Today I got to be just a mom.
Not a fitness instructor. Not a friend to get together with. Not a mom zooming around. No clocks. No reminders. Just a mom.
And I loved it.
We hung out in our pjs all morning.
We made music in the kitchen with spice shakers, old wood spoons and the bottom of a grill pan.
I baked in the kitchen with Hunter at my feet.
We took a stroll to the grocery store for a few items, which actually turned into a run since the rain picked up getting Hunter a bit wet. Whoops!
There was lots of snuggling, reading books, and me getting a bit teary thinking about my little guy (hormones…).
It was a beautiful day and not like one we’ve had in a while.
I was scheduled to teach a class, but luckily found someone to cover it. I just needed a day. A day to just be a mom.
I can’t actually remember the last day I was just home with Hunter. No plans. I teach 1-2 classes a day, except on Sundays, but on that day Jacob is home and we have church, so it’s just not the same. With classes in the mix we’re always on a schedule.
I’ve always wanted to be a stay at home mom, and now that I am/have been, I realize, I don’t really stay home.
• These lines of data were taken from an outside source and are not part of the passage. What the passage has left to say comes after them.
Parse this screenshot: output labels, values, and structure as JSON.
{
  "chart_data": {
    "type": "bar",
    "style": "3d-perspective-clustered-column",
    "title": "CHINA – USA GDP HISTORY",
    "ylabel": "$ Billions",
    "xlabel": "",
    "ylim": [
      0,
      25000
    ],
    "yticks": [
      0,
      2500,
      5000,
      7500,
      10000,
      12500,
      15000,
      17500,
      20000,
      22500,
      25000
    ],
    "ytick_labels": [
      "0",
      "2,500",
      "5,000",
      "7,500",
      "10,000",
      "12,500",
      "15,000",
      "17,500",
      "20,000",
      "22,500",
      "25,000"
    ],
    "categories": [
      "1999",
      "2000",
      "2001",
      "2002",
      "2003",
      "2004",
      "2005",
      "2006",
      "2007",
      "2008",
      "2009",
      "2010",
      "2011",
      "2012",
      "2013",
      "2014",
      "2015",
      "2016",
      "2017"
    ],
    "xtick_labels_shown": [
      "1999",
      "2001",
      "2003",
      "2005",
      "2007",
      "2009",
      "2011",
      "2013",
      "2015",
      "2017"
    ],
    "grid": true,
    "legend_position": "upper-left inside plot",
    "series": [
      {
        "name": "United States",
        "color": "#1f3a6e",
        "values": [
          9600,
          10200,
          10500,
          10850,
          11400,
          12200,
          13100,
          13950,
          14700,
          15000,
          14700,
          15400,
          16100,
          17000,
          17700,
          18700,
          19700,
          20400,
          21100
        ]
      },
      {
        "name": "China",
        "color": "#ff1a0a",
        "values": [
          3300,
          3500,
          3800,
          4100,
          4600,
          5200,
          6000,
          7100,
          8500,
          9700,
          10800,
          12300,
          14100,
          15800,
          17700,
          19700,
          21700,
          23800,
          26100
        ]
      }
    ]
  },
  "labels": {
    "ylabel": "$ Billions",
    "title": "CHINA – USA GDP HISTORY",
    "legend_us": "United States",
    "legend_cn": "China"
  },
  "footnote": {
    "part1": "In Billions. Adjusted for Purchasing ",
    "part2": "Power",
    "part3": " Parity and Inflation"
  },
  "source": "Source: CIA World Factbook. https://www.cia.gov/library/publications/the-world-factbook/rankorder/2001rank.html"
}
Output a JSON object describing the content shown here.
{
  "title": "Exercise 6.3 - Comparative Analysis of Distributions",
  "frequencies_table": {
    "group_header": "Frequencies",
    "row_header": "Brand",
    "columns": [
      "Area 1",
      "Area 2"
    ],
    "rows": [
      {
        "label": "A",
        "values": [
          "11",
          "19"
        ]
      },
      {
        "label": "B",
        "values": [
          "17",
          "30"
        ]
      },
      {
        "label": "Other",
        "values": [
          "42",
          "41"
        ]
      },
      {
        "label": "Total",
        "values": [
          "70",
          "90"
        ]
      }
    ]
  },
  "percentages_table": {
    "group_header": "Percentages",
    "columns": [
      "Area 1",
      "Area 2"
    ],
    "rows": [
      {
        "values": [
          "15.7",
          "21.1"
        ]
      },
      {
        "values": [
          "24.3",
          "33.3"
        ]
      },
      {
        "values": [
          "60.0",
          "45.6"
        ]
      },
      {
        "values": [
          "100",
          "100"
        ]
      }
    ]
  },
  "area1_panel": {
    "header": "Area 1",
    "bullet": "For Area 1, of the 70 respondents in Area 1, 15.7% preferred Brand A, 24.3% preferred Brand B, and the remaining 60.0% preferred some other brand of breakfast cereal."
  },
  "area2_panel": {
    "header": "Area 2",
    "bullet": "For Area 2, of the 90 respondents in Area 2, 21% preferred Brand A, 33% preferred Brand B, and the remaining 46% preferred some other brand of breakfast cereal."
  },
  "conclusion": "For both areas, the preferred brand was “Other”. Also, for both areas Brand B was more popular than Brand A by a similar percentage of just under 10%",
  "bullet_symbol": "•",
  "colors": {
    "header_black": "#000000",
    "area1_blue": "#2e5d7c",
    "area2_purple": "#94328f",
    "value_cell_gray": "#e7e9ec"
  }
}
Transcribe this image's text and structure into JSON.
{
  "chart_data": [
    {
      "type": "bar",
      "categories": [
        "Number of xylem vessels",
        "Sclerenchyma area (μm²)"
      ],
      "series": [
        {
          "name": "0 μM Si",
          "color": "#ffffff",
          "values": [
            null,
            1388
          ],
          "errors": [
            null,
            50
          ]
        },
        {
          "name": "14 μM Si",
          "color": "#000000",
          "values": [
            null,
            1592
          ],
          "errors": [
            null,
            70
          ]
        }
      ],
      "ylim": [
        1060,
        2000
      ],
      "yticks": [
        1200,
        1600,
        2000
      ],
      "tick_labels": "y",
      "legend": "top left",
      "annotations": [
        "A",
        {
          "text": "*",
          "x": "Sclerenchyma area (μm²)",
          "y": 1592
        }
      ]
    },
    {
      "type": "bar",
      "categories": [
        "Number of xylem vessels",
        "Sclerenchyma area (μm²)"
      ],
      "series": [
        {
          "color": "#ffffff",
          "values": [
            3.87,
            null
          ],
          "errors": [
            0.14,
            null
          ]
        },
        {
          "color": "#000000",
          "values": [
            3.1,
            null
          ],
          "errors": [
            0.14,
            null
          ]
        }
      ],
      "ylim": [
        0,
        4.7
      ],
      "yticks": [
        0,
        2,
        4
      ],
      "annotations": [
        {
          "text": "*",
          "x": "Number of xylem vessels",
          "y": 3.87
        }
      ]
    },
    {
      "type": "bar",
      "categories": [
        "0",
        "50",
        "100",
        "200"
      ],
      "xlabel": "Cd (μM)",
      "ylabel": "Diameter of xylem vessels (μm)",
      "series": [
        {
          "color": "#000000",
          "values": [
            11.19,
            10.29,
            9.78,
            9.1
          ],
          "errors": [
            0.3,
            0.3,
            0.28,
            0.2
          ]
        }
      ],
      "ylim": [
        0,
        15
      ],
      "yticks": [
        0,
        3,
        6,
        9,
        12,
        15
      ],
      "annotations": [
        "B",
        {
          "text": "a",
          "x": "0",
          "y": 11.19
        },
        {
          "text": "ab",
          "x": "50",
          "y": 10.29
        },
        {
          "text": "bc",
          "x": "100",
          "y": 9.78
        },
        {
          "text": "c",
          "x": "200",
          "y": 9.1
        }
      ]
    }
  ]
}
Hunter and I are always on the go from one gym to another, or back home then out again. We run errands in between everything and occasionally throw in a play date, although those are becoming a bit of a rarity with these busy days.
My struggle: I love everything I do. All of my classes, all my participants. It’s what I’m passionate about! But what do I love more? Being a mom. I feel like I’m taking it for granded. This time when Hunter’s little and calls ‘maaa-maa’ when he’s sad or can’t see me is fleeting.
All this has been weighing on my heart lately. Lindsay’s post on no longer being a zoom zoom mom (<—– read it) brought it even closer to the front of my mind.
I don’t really have a plan for change. Maybe I’m just being a bit selfish with all my teaching. It’s what I want to do, not what I have to do. Do I need to make a change? Or maybe every once in a while I just need to take these days.
To just be a mom.
Because there really is nothing better.